Alongside that came a rediscovery of their fighting qualities, and Vardy's strike. While Sevilla might wonder what could have been, Leicester might reflect that they had staged an almighty escape from their first-half horrors.
3. Sevilla's quality does not receive its reward
Sevilla has not lost a home European knockout tie since August 2011. The winners of the past three Europa League tournaments now look a real danger in the Champions League. Coach Jorge Sampaoli, who sat in the stands as he completed a European ban, is in his first season of club football across the Atlantic from South America and has already become a name linked with the top jobs on the continent.

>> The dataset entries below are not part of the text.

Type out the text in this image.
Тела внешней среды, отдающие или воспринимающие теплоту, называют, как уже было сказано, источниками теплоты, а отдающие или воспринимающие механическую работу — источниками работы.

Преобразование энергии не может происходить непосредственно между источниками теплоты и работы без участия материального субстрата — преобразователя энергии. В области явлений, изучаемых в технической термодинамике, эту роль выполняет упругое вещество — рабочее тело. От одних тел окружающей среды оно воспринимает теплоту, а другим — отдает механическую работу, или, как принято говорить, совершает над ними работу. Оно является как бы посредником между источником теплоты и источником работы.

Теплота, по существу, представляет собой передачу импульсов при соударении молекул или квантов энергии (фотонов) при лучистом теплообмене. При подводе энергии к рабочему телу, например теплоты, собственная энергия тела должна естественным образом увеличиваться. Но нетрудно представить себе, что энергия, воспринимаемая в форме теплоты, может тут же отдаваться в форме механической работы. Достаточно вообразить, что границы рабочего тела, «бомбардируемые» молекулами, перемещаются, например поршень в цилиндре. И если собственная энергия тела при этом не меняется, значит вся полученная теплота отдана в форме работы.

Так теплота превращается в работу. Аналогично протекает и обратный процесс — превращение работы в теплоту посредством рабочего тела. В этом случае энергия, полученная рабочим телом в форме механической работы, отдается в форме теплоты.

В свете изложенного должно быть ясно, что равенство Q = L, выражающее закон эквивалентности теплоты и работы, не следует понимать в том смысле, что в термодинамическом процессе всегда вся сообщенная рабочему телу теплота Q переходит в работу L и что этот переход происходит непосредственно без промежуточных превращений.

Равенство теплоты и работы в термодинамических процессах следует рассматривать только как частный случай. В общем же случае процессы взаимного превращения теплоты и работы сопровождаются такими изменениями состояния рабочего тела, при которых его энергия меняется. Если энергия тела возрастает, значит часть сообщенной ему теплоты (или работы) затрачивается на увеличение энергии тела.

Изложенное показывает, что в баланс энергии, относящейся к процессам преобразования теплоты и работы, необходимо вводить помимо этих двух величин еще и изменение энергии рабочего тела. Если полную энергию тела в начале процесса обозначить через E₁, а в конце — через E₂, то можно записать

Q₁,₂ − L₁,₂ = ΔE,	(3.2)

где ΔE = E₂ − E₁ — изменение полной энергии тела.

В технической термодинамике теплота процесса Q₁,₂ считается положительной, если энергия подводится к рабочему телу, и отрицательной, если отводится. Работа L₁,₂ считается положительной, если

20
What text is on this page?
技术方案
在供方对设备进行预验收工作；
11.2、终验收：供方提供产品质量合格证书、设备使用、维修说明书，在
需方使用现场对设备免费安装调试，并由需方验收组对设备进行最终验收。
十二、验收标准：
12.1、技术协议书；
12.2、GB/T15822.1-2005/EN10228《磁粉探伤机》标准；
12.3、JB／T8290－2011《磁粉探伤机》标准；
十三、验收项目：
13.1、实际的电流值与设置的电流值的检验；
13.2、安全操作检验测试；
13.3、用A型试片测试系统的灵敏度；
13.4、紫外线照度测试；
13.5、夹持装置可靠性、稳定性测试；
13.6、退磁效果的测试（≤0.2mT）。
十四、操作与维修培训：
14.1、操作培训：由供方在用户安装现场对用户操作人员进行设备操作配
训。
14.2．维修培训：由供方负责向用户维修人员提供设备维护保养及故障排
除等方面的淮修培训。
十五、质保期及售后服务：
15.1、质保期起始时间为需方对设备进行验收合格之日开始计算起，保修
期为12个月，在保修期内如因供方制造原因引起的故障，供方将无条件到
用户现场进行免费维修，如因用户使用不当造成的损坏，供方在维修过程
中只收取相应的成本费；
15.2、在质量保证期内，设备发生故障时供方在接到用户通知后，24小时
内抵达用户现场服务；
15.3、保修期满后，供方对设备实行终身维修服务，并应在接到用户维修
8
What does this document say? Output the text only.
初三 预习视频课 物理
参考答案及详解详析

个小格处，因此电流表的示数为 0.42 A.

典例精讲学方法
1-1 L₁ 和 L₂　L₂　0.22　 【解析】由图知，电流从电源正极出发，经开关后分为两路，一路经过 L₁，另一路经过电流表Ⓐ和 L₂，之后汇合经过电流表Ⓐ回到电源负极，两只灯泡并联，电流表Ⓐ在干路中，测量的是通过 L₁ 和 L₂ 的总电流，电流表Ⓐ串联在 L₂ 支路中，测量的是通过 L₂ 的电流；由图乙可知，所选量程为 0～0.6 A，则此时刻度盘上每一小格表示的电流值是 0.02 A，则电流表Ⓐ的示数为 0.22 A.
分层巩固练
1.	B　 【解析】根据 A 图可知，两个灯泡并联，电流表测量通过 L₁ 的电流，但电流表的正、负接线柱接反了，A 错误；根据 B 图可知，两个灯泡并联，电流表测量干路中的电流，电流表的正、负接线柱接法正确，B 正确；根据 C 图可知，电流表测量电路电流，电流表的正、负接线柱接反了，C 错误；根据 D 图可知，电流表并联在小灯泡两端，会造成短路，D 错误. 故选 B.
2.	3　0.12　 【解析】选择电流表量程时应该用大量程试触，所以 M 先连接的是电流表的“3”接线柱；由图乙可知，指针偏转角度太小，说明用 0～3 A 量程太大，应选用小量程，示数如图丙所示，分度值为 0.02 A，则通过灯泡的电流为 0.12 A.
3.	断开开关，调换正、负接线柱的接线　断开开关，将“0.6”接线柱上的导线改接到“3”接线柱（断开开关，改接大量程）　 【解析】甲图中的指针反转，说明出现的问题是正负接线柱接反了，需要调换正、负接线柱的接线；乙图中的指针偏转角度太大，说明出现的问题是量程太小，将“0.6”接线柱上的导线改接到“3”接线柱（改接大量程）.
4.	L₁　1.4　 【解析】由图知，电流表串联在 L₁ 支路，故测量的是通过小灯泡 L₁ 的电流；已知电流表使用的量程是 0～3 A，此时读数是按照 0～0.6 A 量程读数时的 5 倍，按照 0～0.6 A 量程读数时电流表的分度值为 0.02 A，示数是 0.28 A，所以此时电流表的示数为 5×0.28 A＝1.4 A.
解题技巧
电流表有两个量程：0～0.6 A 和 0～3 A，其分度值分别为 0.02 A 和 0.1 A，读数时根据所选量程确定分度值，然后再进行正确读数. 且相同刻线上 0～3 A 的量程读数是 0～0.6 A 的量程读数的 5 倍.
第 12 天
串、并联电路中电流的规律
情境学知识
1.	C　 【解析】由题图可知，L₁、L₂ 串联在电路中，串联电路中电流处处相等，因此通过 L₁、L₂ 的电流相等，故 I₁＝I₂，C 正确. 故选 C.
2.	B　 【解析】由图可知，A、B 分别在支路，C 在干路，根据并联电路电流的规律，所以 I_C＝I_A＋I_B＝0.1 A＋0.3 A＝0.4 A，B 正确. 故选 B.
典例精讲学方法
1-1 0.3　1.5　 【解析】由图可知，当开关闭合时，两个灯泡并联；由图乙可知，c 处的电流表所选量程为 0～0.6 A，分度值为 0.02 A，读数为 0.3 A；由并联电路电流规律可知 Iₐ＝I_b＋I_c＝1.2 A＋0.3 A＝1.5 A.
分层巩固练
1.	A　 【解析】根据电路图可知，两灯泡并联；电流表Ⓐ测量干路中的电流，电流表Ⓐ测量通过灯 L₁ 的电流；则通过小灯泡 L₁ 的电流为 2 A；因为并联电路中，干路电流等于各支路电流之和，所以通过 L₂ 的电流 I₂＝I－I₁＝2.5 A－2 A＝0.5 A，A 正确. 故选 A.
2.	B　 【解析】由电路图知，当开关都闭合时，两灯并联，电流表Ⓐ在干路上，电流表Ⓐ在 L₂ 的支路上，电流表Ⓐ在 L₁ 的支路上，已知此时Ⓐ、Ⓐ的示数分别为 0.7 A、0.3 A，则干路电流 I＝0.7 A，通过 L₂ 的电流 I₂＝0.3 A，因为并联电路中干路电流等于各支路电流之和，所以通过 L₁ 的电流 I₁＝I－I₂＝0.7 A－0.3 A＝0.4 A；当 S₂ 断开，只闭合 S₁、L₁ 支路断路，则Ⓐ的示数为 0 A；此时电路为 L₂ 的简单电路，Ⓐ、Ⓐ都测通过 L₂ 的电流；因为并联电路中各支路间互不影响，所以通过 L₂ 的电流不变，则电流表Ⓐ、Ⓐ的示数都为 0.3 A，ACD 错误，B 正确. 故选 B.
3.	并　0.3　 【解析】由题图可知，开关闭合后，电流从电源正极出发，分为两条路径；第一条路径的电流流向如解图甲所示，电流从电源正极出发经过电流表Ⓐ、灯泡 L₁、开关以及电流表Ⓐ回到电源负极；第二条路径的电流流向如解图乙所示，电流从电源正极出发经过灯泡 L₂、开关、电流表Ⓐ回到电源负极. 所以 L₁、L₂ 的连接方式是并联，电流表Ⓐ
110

Earlier in the day, Real Madrid's 2-1 La Liga defeat to Valencia opened a route back into the Spanish title race, and the slickness of Sevilla's football in this first leg confirmed them as no pushover for anyone they might soon meet in the last eight. This was a team vastly different from last season, with there being only five starting survivors from May's Basel final victory over Liverpool.
Sampaoli's system allows freedom of expression while at the same time demanding a high work ethic. Steven N'Zonzi and Samir Nasri, a pair of French Premier League graduates, controlled the centre.
N'Zonzi patrolled in a style that would have given Leicester fans painful memories of N'Golo Kante, as Nasri sprinkled creative dust, but an eventual lack of finishing quality and Schmeichel's performance denied Sevilla the result they would have desired.